Il y a deux ans, l’université canadienne McGill a recensé les dix douleurs les plus intenses que l’être humain peut endurer.
Parmi elles figurent, sans surprise, l’accouchement, la migraine, la fibromyalgie ou encore l’amputation d’un doigt.
Pourtant, c’est une maladie rare et encore méconnue qui arrive en première position : le syndrome douloureux régional complexe (SDRC).

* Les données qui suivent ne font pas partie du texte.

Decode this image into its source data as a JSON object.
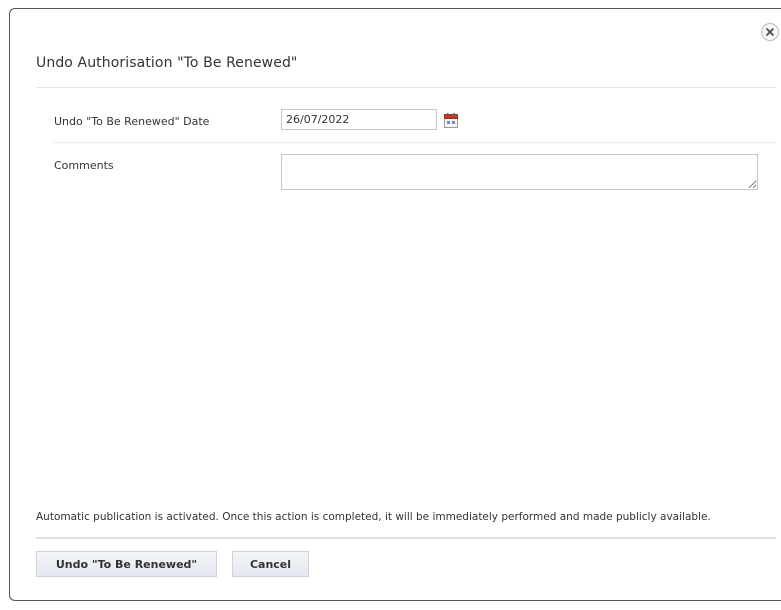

Alex Hankin Hart, une habitante de Seattle (États-Unis), compose avec cette affection depuis 24 ans. Dans les colonnes du HuffPost, elle livre un témoignage bouleversant sur ce syndrome qui a changé sa vie.
Crédit Photo : Alex Hankin Hart
Elle vit avec la douleur la plus intense au monde
Tout commence au printemps 2002, lorsqu’Alex reçoit un terrible diagnostic. Ce jour-là, elle consulte un médecin pour retirer son plâtre, posé après une entorse au poignet.

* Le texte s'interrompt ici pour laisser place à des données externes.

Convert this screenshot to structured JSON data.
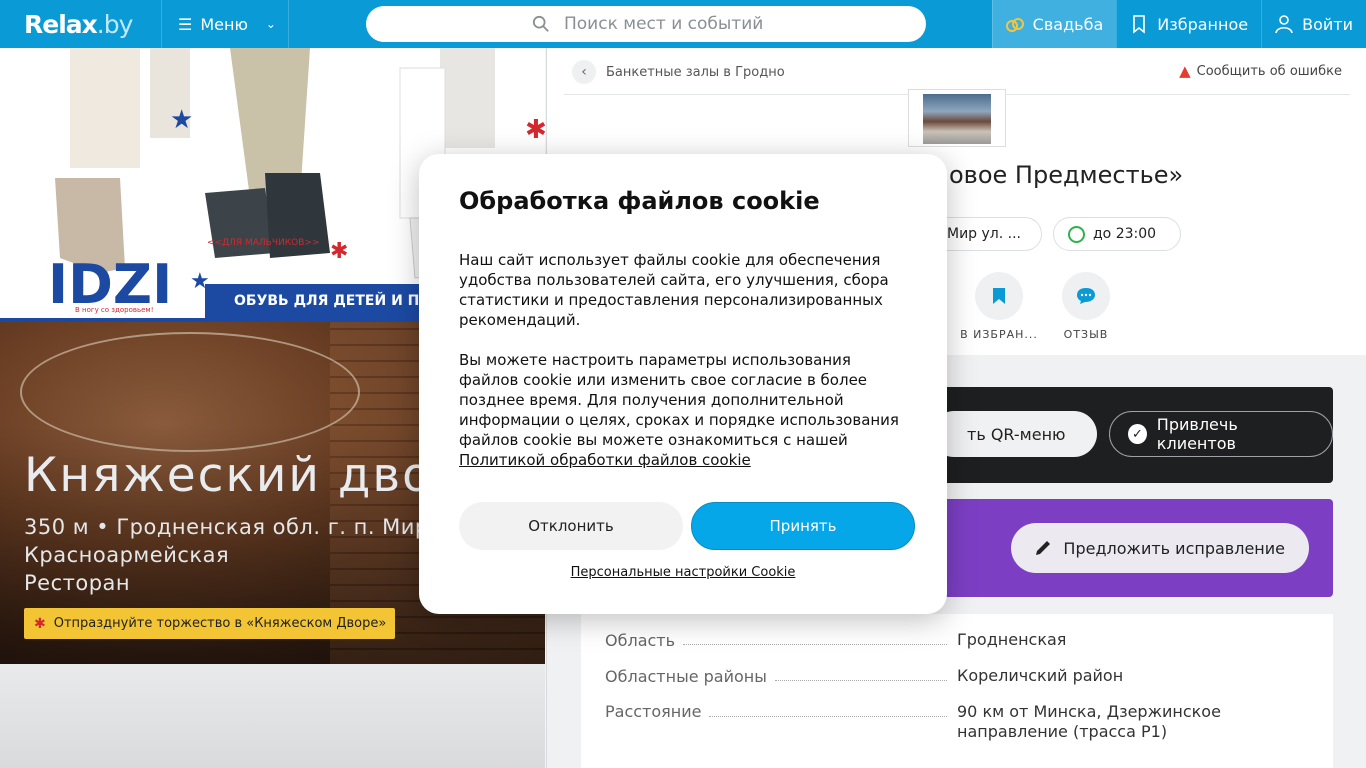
{
  "header": {
    "logo": "Relax",
    "logo_suffix": ".by",
    "menu_label": "Меню",
    "search_placeholder": "Поиск мест и событий",
    "wedding_label": "Свадьба",
    "favorites_label": "Избранное",
    "login_label": "Войти"
  },
  "banner": {
    "brand": "IDZI",
    "brand_tagline": "В ногу со здоровьем!",
    "caption_boys": "<<ДЛЯ МАЛЬЧИКОВ>>",
    "slogan": "ОБУВЬ ДЛЯ ДЕТЕЙ И П"
  },
  "hero": {
    "title": "Княжеский дво",
    "address_line1": "350 м • Гродненская обл. г. п. Мир",
    "address_line2": "Красноармейская",
    "category": "Ресторан",
    "promo": "Отпразднуйте торжество в «Княжеском Дворе»"
  },
  "place": {
    "breadcrumb": "Банкетные залы в Гродно",
    "report_label": "Сообщить об ошибке",
    "title_visible": "овое Предместье»",
    "address_chip": "Мир ул. ...",
    "hours_chip": "до 23:00",
    "actions": [
      {
        "label": "В ИЗБРАН..."
      },
      {
        "label": "ОТЗЫВ"
      }
    ],
    "qr_label": "ть QR-меню",
    "attract_label": "Привлечь клиентов",
    "suggest_label": "Предложить исправление"
  },
  "info": [
    {
      "key": "Область",
      "value": "Гродненская"
    },
    {
      "key": "Областные районы",
      "value": "Кореличский район"
    },
    {
      "key": "Расстояние",
      "value": "90 км от Минска, Дзержинское направление (трасса Р1)"
    }
  ],
  "cookie": {
    "title": "Обработка файлов cookie",
    "paragraph1": "Наш сайт использует файлы cookie для обеспечения удобства пользователей сайта, его улучшения, сбора статистики и предоставления персонализированных рекомендаций.",
    "paragraph2": "Вы можете настроить параметры использования файлов cookie или изменить свое согласие в более позднее время. Для получения дополнительной информации о целях, сроках и порядке использования файлов cookie вы можете ознакомиться с нашей",
    "policy_link": "Политикой обработки файлов cookie",
    "decline": "Отклонить",
    "accept": "Принять",
    "settings_link": "Персональные настройки Cookie"
  },
  "colors": {
    "header_bg": "#0a9bd6",
    "accept_bg": "#06a7e9",
    "promo_bg": "#f3c434",
    "purple_card": "#7c3fc4",
    "dark_card": "#1e1f20"
  }
}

Alors qu’elle se lave les mains au lavabo, elle ressent soudain une douleur insoutenable qui manque de lui faire perdre connaissance. Plus tard, des examens confirment qu’elle souffre du syndrome douloureux régional complexe.

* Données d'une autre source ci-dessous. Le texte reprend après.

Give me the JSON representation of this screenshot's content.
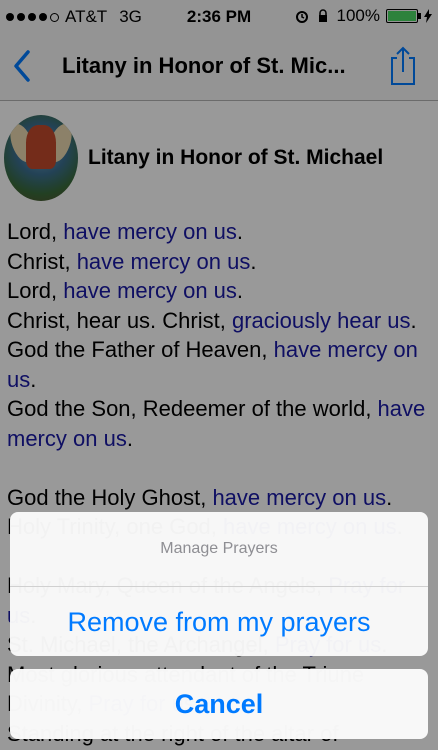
{
  "status": {
    "carrier": "AT&T",
    "network": "3G",
    "time": "2:36 PM",
    "battery": "100%"
  },
  "nav": {
    "title": "Litany in Honor of St. Mic..."
  },
  "header": {
    "title": "Litany in Honor of St. Michael"
  },
  "litany": [
    {
      "plain": "Lord, ",
      "blue": "have mercy on us",
      "tail": "."
    },
    {
      "plain": "Christ, ",
      "blue": "have mercy on us",
      "tail": "."
    },
    {
      "plain": "Lord, ",
      "blue": "have mercy on us",
      "tail": "."
    },
    {
      "plain": "Christ, hear us. Christ, ",
      "blue": "graciously hear us",
      "tail": "."
    },
    {
      "plain": "God the Father of Heaven, ",
      "blue": "have mercy on us",
      "tail": "."
    },
    {
      "plain": "God the Son, Redeemer of the world, ",
      "blue": "have mercy on us",
      "tail": "."
    },
    {
      "plain": "",
      "blue": "",
      "tail": ""
    },
    {
      "plain": "God the Holy Ghost, ",
      "blue": "have mercy on us",
      "tail": "."
    },
    {
      "plain": "Holy Trinity, one God, ",
      "blue": "have mercy on us",
      "tail": "."
    },
    {
      "plain": "",
      "blue": "",
      "tail": ""
    },
    {
      "plain": "Holy Mary, Queen of the Angels, ",
      "blue": "Pray for us",
      "tail": "."
    },
    {
      "plain": "St. Michael, the Archangel, ",
      "blue": "Pray for us",
      "tail": "."
    },
    {
      "plain": "Most glorious attendant of the Triune Divinity, ",
      "blue": "Pray for us",
      "tail": "."
    },
    {
      "plain": "Standing at the right of the altar of",
      "blue": "",
      "tail": ""
    }
  ],
  "sheet": {
    "title": "Manage Prayers",
    "action": "Remove from my prayers",
    "cancel": "Cancel"
  },
  "colors": {
    "link_blue": "#1a1aa6",
    "ios_blue": "#007aff",
    "battery_green": "#4cd964"
  },
  "icons": [
    "back-chevron-icon",
    "share-icon",
    "alarm-icon",
    "lock-rotation-icon",
    "charging-icon"
  ]
}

Cette affection rare provoque une douleur chronique intense qui touche principalement les membres, comme les mains, les bras, les pieds ou les jambes. Dans la plupart des cas, elle apparaît après une blessure, comme chez Alex, une opération ou un traumatisme.
Crédit Photo : Alex Hankin Hart
Les personnes touchées par le SDRC décrivent des sensations de brûlure, des raideurs, des œdèmes et une hypersensibilité au moindre toucher. Des symptômes qui peuvent durer plusieurs mois.
« J’ai parfois la sensation d’avoir la peau en feu à l’intérieur et glacée à l’extérieur. Mes os semblent brisés et ma peau est si sensible qu’il m’est difficile de porter des vêtements ou des chaussures. Elle gonfle et devient rouge violacée », confie l’Américaine.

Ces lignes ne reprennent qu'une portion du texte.